The report also notes some recommended actions and potential technology solutions that employers can implement to help reduce the top safety risks in the crane industry, including:

– – Heat stress: Working in high-heat environments can lead to both serious injuries and illnesses, including heat stroke, slips, trips, falls and dropping objects. It’s important employers develop heat stress prevention programs that include safety training on how to recognize the signs and symptoms. Potential technology solutions that may help mitigate these risks include wearables that monitor people’s vital signs.

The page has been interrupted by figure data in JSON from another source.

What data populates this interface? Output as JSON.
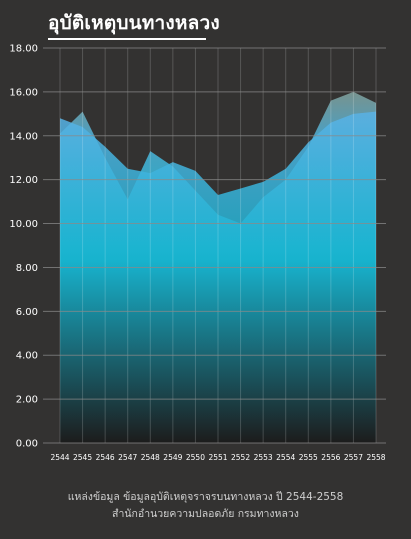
{
  "title": "อุบัติเหตุบนทางหลวง",
  "source": {
    "line1": "แหล่งข้อมูล ข้อมูลอุบัติเหตุจราจรบนทางหลวง ปี 2544-2558",
    "line2": "สำนักอำนวยความปลอดภัย กรมทางหลวง"
  },
  "colors": {
    "background": "#333231",
    "series_a_top": "#4aa6e0",
    "series_b_top": "#6e8f8c",
    "gradient_mid": "#15b3cc",
    "gradient_bottom": "#1c1c1c",
    "grid": "#6a6a6a"
  },
  "chart_data": {
    "type": "area",
    "categories": [
      "2544",
      "2545",
      "2546",
      "2547",
      "2548",
      "2549",
      "2550",
      "2551",
      "2552",
      "2553",
      "2554",
      "2555",
      "2556",
      "2557",
      "2558"
    ],
    "y_tick_labels": [
      "0.00",
      "2.00",
      "4.00",
      "6.00",
      "8.00",
      "10.00",
      "12.00",
      "14.00",
      "16.00",
      "18.00"
    ],
    "ylim": [
      0,
      18
    ],
    "grid": true,
    "series": [
      {
        "values": [
          14.8,
          14.4,
          13.5,
          12.5,
          12.3,
          12.8,
          12.4,
          11.3,
          11.6,
          11.9,
          12.5,
          13.7,
          14.6,
          15.0,
          15.1
        ]
      },
      {
        "values": [
          14.1,
          15.1,
          13.0,
          11.1,
          13.3,
          12.6,
          11.5,
          10.4,
          10.0,
          11.2,
          12.0,
          13.5,
          15.6,
          16.0,
          15.5
        ]
      }
    ]
  }
}
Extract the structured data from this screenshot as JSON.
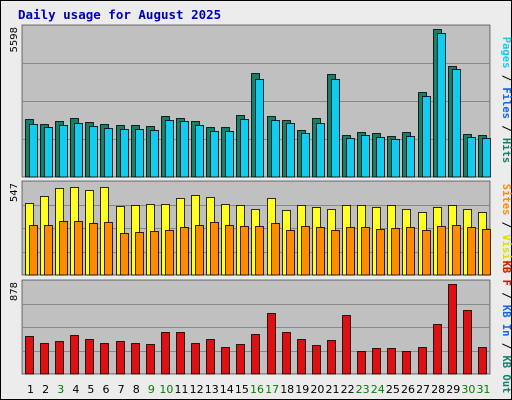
{
  "title": "Daily usage for August 2025",
  "colors": {
    "background": "#ececec",
    "title": "#0000bb",
    "plot_bg": "#c0c0c0",
    "grid": "#888888",
    "hits": "#14806a",
    "files": "#11ccee",
    "visits": "#ffff22",
    "sites": "#ff8c00",
    "kb": "#dd1111",
    "weekend_label": "#008000",
    "weekday_label": "#000000"
  },
  "chart_data": [
    {
      "type": "bar",
      "panel": "top",
      "y_max_label": "5598",
      "ylim": [
        0,
        5598
      ],
      "side_label": [
        {
          "text": "Pages",
          "color": "#11ccee"
        },
        {
          "text": " / ",
          "color": "#000000"
        },
        {
          "text": "Files",
          "color": "#1166ee"
        },
        {
          "text": " / ",
          "color": "#000000"
        },
        {
          "text": "Hits",
          "color": "#14806a"
        }
      ],
      "categories": [
        "1",
        "2",
        "3",
        "4",
        "5",
        "6",
        "7",
        "8",
        "9",
        "10",
        "11",
        "12",
        "13",
        "14",
        "15",
        "16",
        "17",
        "18",
        "19",
        "20",
        "21",
        "22",
        "23",
        "24",
        "25",
        "26",
        "27",
        "28",
        "29",
        "30",
        "31"
      ],
      "series": [
        {
          "name": "Hits",
          "color": "#14806a",
          "values": [
            2180,
            1960,
            2100,
            2200,
            2040,
            1960,
            1930,
            1950,
            1890,
            2280,
            2200,
            2080,
            1880,
            1870,
            2300,
            3870,
            2260,
            2120,
            1750,
            2190,
            3850,
            1550,
            1690,
            1640,
            1530,
            1670,
            3190,
            5520,
            4150,
            1610,
            1580
          ]
        },
        {
          "name": "Files",
          "color": "#11ccee",
          "values": [
            1960,
            1850,
            1940,
            2020,
            1920,
            1830,
            1790,
            1810,
            1750,
            2130,
            2080,
            1940,
            1730,
            1700,
            2150,
            3660,
            2130,
            2010,
            1640,
            2030,
            3650,
            1440,
            1580,
            1510,
            1430,
            1540,
            3010,
            5360,
            4020,
            1480,
            1460
          ]
        }
      ]
    },
    {
      "type": "bar",
      "panel": "middle",
      "y_max_label": "547",
      "ylim": [
        0,
        547
      ],
      "side_label": [
        {
          "text": "Sites",
          "color": "#ff8c00"
        },
        {
          "text": " / ",
          "color": "#000000"
        },
        {
          "text": "Visits",
          "color": "#dddd00"
        }
      ],
      "categories": [
        "1",
        "2",
        "3",
        "4",
        "5",
        "6",
        "7",
        "8",
        "9",
        "10",
        "11",
        "12",
        "13",
        "14",
        "15",
        "16",
        "17",
        "18",
        "19",
        "20",
        "21",
        "22",
        "23",
        "24",
        "25",
        "26",
        "27",
        "28",
        "29",
        "30",
        "31"
      ],
      "series": [
        {
          "name": "Visits",
          "color": "#ffff22",
          "values": [
            430,
            470,
            520,
            525,
            505,
            525,
            410,
            415,
            425,
            425,
            455,
            475,
            465,
            425,
            415,
            395,
            455,
            385,
            415,
            405,
            395,
            415,
            415,
            405,
            415,
            395,
            375,
            405,
            415,
            395,
            375
          ]
        },
        {
          "name": "Sites",
          "color": "#ff8c00",
          "values": [
            295,
            300,
            320,
            320,
            310,
            315,
            250,
            255,
            260,
            265,
            285,
            300,
            315,
            295,
            290,
            290,
            310,
            270,
            290,
            285,
            270,
            285,
            285,
            275,
            280,
            285,
            270,
            290,
            300,
            285,
            275
          ]
        }
      ]
    },
    {
      "type": "bar",
      "panel": "bottom",
      "y_max_label": "878",
      "ylim": [
        0,
        878
      ],
      "side_label": [
        {
          "text": "KB F",
          "color": "#dd1111"
        },
        {
          "text": " / ",
          "color": "#000000"
        },
        {
          "text": "KB In",
          "color": "#1166ee"
        },
        {
          "text": " / ",
          "color": "#000000"
        },
        {
          "text": "KB Out",
          "color": "#14806a"
        }
      ],
      "categories": [
        "1",
        "2",
        "3",
        "4",
        "5",
        "6",
        "7",
        "8",
        "9",
        "10",
        "11",
        "12",
        "13",
        "14",
        "15",
        "16",
        "17",
        "18",
        "19",
        "20",
        "21",
        "22",
        "23",
        "24",
        "25",
        "26",
        "27",
        "28",
        "29",
        "30",
        "31"
      ],
      "series": [
        {
          "name": "KB F",
          "color": "#dd1111",
          "values": [
            360,
            295,
            315,
            375,
            330,
            295,
            315,
            295,
            285,
            400,
            400,
            295,
            335,
            255,
            290,
            380,
            580,
            400,
            330,
            275,
            325,
            560,
            220,
            250,
            245,
            220,
            255,
            480,
            860,
            615,
            255
          ]
        }
      ]
    }
  ],
  "x_labels": [
    {
      "t": "1",
      "w": false
    },
    {
      "t": "2",
      "w": false
    },
    {
      "t": "3",
      "w": true
    },
    {
      "t": "4",
      "w": false
    },
    {
      "t": "5",
      "w": false
    },
    {
      "t": "6",
      "w": false
    },
    {
      "t": "7",
      "w": false
    },
    {
      "t": "8",
      "w": false
    },
    {
      "t": "9",
      "w": true
    },
    {
      "t": "10",
      "w": true
    },
    {
      "t": "11",
      "w": false
    },
    {
      "t": "12",
      "w": false
    },
    {
      "t": "13",
      "w": false
    },
    {
      "t": "14",
      "w": false
    },
    {
      "t": "15",
      "w": false
    },
    {
      "t": "16",
      "w": true
    },
    {
      "t": "17",
      "w": true
    },
    {
      "t": "18",
      "w": false
    },
    {
      "t": "19",
      "w": false
    },
    {
      "t": "20",
      "w": false
    },
    {
      "t": "21",
      "w": false
    },
    {
      "t": "22",
      "w": false
    },
    {
      "t": "23",
      "w": true
    },
    {
      "t": "24",
      "w": true
    },
    {
      "t": "25",
      "w": false
    },
    {
      "t": "26",
      "w": false
    },
    {
      "t": "27",
      "w": false
    },
    {
      "t": "28",
      "w": false
    },
    {
      "t": "29",
      "w": false
    },
    {
      "t": "30",
      "w": true
    },
    {
      "t": "31",
      "w": true
    }
  ]
}
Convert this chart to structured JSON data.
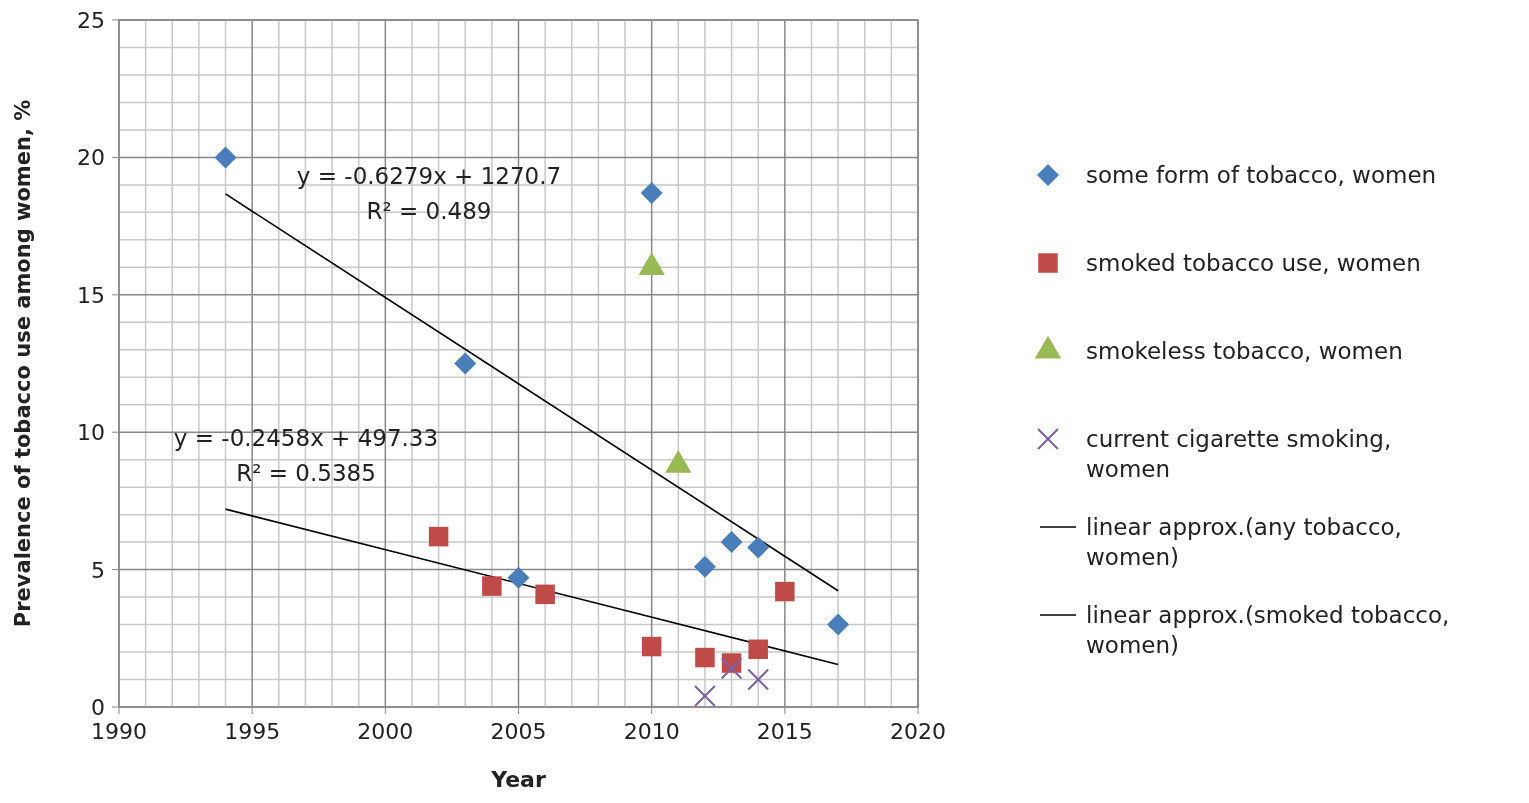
{
  "chart_data": {
    "type": "scatter",
    "xlabel": "Year",
    "ylabel": "Prevalence of tobacco use among women, %",
    "xlim": [
      1990,
      2020
    ],
    "xticks": [
      1990,
      1995,
      2000,
      2005,
      2010,
      2015,
      2020
    ],
    "ylim": [
      0,
      25
    ],
    "yticks": [
      0,
      5,
      10,
      15,
      20,
      25
    ],
    "grid": true,
    "legend": "right",
    "series": [
      {
        "name": "some form of tobacco, women",
        "color": "#4a7ebb",
        "marker": "diamond",
        "x": [
          1994,
          2003,
          2005,
          2010,
          2012,
          2013,
          2014,
          2017
        ],
        "values": [
          20,
          12.5,
          4.7,
          18.7,
          5.1,
          6.0,
          5.8,
          3.0
        ]
      },
      {
        "name": "smoked tobacco use, women",
        "color": "#be4b48",
        "marker": "square",
        "x": [
          2002,
          2004,
          2006,
          2010,
          2012,
          2013,
          2014,
          2015
        ],
        "values": [
          6.2,
          4.4,
          4.1,
          2.2,
          1.8,
          1.6,
          2.1,
          4.2
        ]
      },
      {
        "name": "smokeless tobacco, women",
        "color": "#98b954",
        "marker": "triangle",
        "x": [
          2010,
          2011
        ],
        "values": [
          16,
          8.8
        ]
      },
      {
        "name": "current cigarette smoking, women",
        "color": "#7d60a0",
        "marker": "cross",
        "x": [
          2012,
          2013,
          2014
        ],
        "values": [
          0.4,
          1.4,
          1.0
        ]
      },
      {
        "name": "linear approx.(any tobacco, women)",
        "type": "line",
        "color": "#000000",
        "x": [
          1994,
          2017
        ],
        "values": [
          18.67,
          4.23
        ]
      },
      {
        "name": "linear approx.(smoked tobacco, women)",
        "type": "line",
        "color": "#000000",
        "x": [
          1994,
          2017
        ],
        "values": [
          7.2,
          1.55
        ]
      }
    ],
    "annotations": [
      "y = -0.6279x + 1270.7",
      "R² = 0.489",
      "y = -0.2458x + 497.33",
      "R² = 0.5385"
    ]
  }
}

– – Fatigue: Fatigue can cause workers to have trouble focusing and remembering, which can lead to distractions and less muscle coordination, ultimately resulting in more injuries. Similar to heat stress, safety training should focus on how to recognize the signs and symptoms, and wearable technology can play an important role in monitoring this issue.
– – Struck by falling objects and falls from height: Working at height risks, like being struck by an object or falling, can be reduced with fall protection training and instruction on how to properly use personal fall arrest systems. Potential technology solutions include utilizing drones for inspection and visualization purposes, which eliminate the need for a worker to be off the ground.

This report builds on the Work to Zero Safety Innovation Journey to help organizations assess risks, identify technology solutions and ready workplaces for implementation. As the crane industry continues to navigate major safety challenges, NSC and the NCCCO Foundation plan to continue this work and provide additional resources to educate crane operators, inspectors and employers about potential workplace hazards and technology solutions that can help minimize risks.